Александр Барулин, российский лингвист и старший научный сотрудник Института языкознания РАН — о своём пути в науке, недостатке в теоретиках и разнице между летнешкольным сообществом и советской «наукой на кухне».
Отец мой был моряком, служил в Кронштадте, где поступил в учебный отряд для подготовки механиков военных катеров, а позже был призван в Нижний Новгород начальником военного склада, где я и вырос. Это было достаточно удалённое от гражданских лиц место, но там было очень хорошо и уютно. После того, как я окончил школу, отец сагитировал меня пойти в Нахимовское военно-морское училище, где я проучился 7 лет. Для мальчишки это, конечно, было безумно интересное детство: каждый год у нас была практика на кораблях, а перед выпуском мы ходили в дальний поход. Хотя, вдали от родителей, конечно, было тяжеловато, особенно по началу. После Нахимовского училища я поступил в инженерное военно-морское училище, которое не закончил, поскольку понял, что мне там не выжить. Там была очень жёсткая дисциплина, которая мне никогда не нравилась. Отец мой к этому времени попал под волну хрущёвского сокращения военных сил и переехал вместе с моей мамой в Москву. Несмотря на то, что родители хотели, чтобы я продолжал династию военных, к тому моменту я понял для себя, что по складу ума я скорее гуманитарий. В училище мне больше всего нравились уроки литературы, помимо этого мой отец безумно любил Пушкина и эту любовь передал и мне, подарив в восьмом классе толстенный том, которым я зачитывался. Однажды я даже купил антикварное полное собрание сочинений Александра Сергеевича, потратив все деньги, которые прислал мне отец. Поэтому я принял решение пойти в науку и заняться языками. Родители меня целиком и полностью поддержали и позднее очень мною гордились, за что им огромное спасибо.
Примерно через полгода я поступил в МГУ на отделение структурной и прикладной лингвистики (ОСиПЛ). Причём вышло это случайно. Изначально я хотел поступать в Институт стран Азии и Африки для изучения какого-нибудь восточного языка. Когда я пришёл в приёмную комиссию, мне сказали, что делать мне там нечего, поскольку брали туда только «своих». Вышел я очень грустный, но тут мне встретилась какая-то девушка, которая начала меня о чём-то спрашивать и поинтересовалась почему я такой печальный. Я рассказал ей о том, что мои документы только что не приняли в институт восточных языков. Она удивленно спросила: «А зачем тебе в институт восточных языков? Вот у нас в МГУ есть отделение структурной и прикладной лингвистики.» Я спросил: «А чем вы занимаетесь?» — «Мы занимаемся тем, что создаём интерфейс между машиной и человеком. В частности, мы пытаемся разработать метаязык, который был бы удобен и машине, и человеку. И вообще это первое отделение, где много теории лингвистики и совсем нет литературоведения». И тут я задумался. Мне показалось, что это очень перспективное направление: и кибернетика, и лингвистика, и математика – всё в одном. Поэтому я решил туда поступать и поступил. Не с первого раза, правда, поскольку не был готов. Пока готовился, подрабатывал монтёром связи на узле АД-8, ходил на курсы подготовки, и через год поступил.
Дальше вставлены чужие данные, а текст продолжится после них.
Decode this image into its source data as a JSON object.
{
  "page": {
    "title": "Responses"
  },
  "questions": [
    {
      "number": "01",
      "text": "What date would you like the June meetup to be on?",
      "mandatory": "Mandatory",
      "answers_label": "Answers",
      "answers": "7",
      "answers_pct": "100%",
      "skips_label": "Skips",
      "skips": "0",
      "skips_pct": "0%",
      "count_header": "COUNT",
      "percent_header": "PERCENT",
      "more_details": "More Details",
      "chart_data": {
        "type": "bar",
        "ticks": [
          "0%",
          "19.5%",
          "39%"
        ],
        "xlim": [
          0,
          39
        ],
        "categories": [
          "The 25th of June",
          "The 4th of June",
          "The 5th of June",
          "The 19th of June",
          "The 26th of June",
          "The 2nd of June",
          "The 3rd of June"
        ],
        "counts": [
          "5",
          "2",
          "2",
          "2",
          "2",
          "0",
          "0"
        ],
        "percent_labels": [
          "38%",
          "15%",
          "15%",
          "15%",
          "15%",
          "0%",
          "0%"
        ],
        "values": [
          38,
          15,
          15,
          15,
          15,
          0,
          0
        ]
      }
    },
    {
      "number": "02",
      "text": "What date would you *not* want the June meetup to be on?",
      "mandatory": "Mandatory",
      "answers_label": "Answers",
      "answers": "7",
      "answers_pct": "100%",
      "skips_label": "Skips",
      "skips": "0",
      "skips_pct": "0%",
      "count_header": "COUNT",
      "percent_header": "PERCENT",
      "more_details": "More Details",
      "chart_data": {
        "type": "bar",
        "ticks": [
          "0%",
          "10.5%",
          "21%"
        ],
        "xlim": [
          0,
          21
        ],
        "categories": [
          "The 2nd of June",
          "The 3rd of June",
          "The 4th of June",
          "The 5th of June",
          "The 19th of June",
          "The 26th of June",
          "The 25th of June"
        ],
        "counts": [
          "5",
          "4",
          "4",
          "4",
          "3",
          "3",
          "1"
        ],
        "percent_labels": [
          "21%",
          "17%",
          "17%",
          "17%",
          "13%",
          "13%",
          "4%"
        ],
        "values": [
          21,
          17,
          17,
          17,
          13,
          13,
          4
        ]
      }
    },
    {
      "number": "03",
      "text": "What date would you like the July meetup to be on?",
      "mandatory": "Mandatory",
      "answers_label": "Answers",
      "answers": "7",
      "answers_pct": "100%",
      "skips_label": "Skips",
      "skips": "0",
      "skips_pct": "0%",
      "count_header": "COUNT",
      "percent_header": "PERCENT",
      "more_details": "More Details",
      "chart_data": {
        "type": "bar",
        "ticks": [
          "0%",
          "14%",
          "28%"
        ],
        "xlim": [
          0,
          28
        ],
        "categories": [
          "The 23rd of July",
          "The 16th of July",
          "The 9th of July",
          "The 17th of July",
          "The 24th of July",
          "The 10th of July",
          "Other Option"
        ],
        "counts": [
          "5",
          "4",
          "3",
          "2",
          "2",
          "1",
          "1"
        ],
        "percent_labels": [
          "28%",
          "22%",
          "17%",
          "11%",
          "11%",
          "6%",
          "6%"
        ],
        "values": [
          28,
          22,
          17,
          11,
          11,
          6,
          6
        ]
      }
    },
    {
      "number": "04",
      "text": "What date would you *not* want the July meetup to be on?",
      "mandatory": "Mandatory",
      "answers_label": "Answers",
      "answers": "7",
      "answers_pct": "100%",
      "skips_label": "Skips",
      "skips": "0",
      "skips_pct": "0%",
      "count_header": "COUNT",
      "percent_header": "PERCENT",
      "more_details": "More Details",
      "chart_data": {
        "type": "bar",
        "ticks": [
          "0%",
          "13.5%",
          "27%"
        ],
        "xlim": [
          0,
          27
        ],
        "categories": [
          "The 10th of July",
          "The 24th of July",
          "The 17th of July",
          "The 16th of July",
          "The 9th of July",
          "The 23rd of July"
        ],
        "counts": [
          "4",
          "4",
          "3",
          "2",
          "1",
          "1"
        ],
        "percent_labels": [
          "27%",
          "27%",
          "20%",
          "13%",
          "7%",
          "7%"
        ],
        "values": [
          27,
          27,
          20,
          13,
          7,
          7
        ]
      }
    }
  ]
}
Обучение в ОСиПЛ предполагало с одной стороны строгости мышления, а с другой стороны сильный гуманитарный компонент, что было мне очень по душе. Но поступить — это только полдела. Когда я начал слушать лекции, я понял, что абсолютно ничего не понимаю.
Одной из самых сложных дисциплин на нашем отделении была именно математика. И перейти от классического гуманитарного мышления на строгое математическое было очень тяжело. Наш преподаватель математики был человек довольно жёсткий. Разговоры с ним у нас заканчивались довольно быстро, поскольку, когда я начинал что-то ему рассказывать, он говорил мне: «Александр Николаевич, я Вас не понимаю.» Говорил он это потому, что я в своей речи не использовал строгой математической терминологии, что было совершенно недопустимо для данной дисциплины. А моё гуманитарное мышление привыкло к различным синонимам. Поэтому перестроиться было непросто.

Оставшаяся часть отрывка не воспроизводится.